Ein Anordnungsgrund ergibt sich insoweit auch nicht unter dem Aspekt, dass eine besonders hohe Wahrscheinlichkeit für ein Obsiegen des Antragstellers in der Hauptsache anzunehmen wäre, der es rechtfertigen würde, dessen Ergebnis bereits jetzt vorwegzunehmen. Denn ein Anspruch nach dem Informationsfreiheitsgesetz Berlin ist nicht offensichtlich gegeben. Es bedarf zunächst der Aufklärung, ob die geltend gemachten Ausschlussgründe einer Akteneinsicht entgegenstehen.

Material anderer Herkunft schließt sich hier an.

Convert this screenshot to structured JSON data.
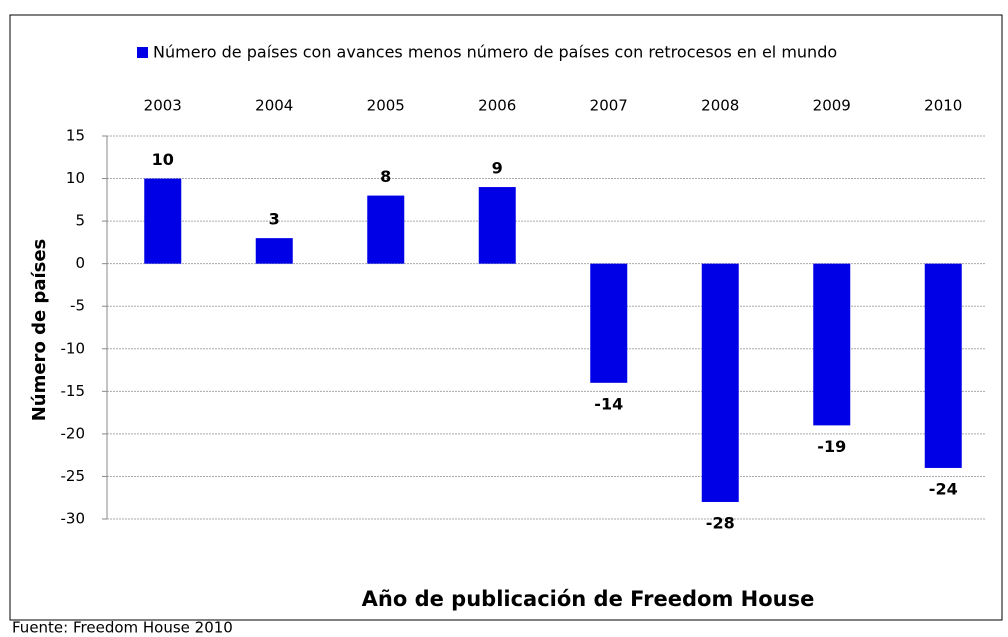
{
  "chart_data": {
    "type": "bar",
    "categories": [
      "2003",
      "2004",
      "2005",
      "2006",
      "2007",
      "2008",
      "2009",
      "2010"
    ],
    "series": [
      {
        "name": "Número de países con avances menos número de países con retrocesos en el mundo",
        "color": "#0000e6",
        "values": [
          10,
          3,
          8,
          9,
          -14,
          -28,
          -19,
          -24
        ]
      }
    ],
    "ylim": [
      -30,
      15
    ],
    "yticks": [
      -30,
      -25,
      -20,
      -15,
      -10,
      -5,
      0,
      5,
      10,
      15
    ],
    "grid": true,
    "ylabel": "Número de países",
    "xlabel": "Año de publicación de Freedom House",
    "source": "Fuente: Freedom House 2010",
    "legend": "top"
  }
}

Die Kostenentscheidung beruht auf §§154 Abs.1, 161 Abs.2 VwGO. Soweit die Beteiligten den Rechtsstreit in der Hauptsache übereinstimmend für erledigt erklärt haben, entspricht es billigem Ermessen, die Verfahrenskosten dem Antragsgegner aufzuerlegen. Denn dieser hat den Antragsteller insoweit nach Antragstellung bei Gericht ohne Änderung der Sach- und Rechtslage klaglos gestellt. Die Höhe der tatsächlich gezahlten Summe, die der Abgeordnete Mü... für die Anmietung vom Land Berlin erhält, wurde dem Antragsteller erst mit dem Widerspruchsbescheid vom 31. August 2015, mithin nach Eingang seines Antrags bei Gericht am 25. August 2015 mitgeteilt. Dem Bescheid des Abgeordnetenhauses von Berlin vom 23. Juli 2015 ist diese Auskunft nicht hinreichend deutlich zu entnehmen. Aus diesem ergibt sich vielmehr nur, dass „jeder Abgeordnete einen Anspruch auf eine monatliche Kostenpauschale in Höhe von 2.500 €, bzw. inzwischen 2518,- €, besitzt und sie grundsätzlich auch erhält“, wobei die Kostenpauschale „allerdings dann um 1.000 € gekürzt (wird), wenn ein Abgeordneter kein externes Büro unterhält.“ Dies ist eine Auskunft zur allgemeinen Rechtslage, nicht jedoch über die Höhe der tatsächlichen Zahlung an den Abgeordneten Mü..., die der Rechtslage nicht zwingend entsprechend muss. Auch sonst ist nicht erkennbar, dass der Antragsgegner die Höhe der tatsächlich gezahlten Summe bereits vor Antragseingang bei Gericht offenbart hat. Zwar nimmt der Bescheid vom 23. Juli 2015 auf eine vorhergehende Auskunft der Pressesprecherin des Abgeordnetenhauses von Berlin Bezug. Dabei heißt es jedoch, „(z)ur Klarstellung teile ich (...) noch einmal mit“; dann folgen die Ausführungen zur allgemeinen Rechtslage. Dies lässt vermuten, dass auch die Pressesprecherin nur hierauf verwiesen hat. Anhaltspunkte dafür, dass sie dem Antragsteller die Höhe der tatsächlich gezahlten Summe mitgeteilt hat, lassen sich dem Verwaltungsvorgang hingegen nicht entnehmen.

Die Festsetzung des Wertes des Verfahrensgegenstandes folgt aus §§52 Abs.2, 53 Abs.2 Nr.1 GKG, wobei die Kammer im Hinblick auf die vom Antragsteller erstrebte Vorwegnahme der Hauptsache den vollen Auffangstreitwert sowohl für das Einsichts- als auch für das in der Hauptsache für erledigt erklärte Auskunftsbegehren angesetzt hat.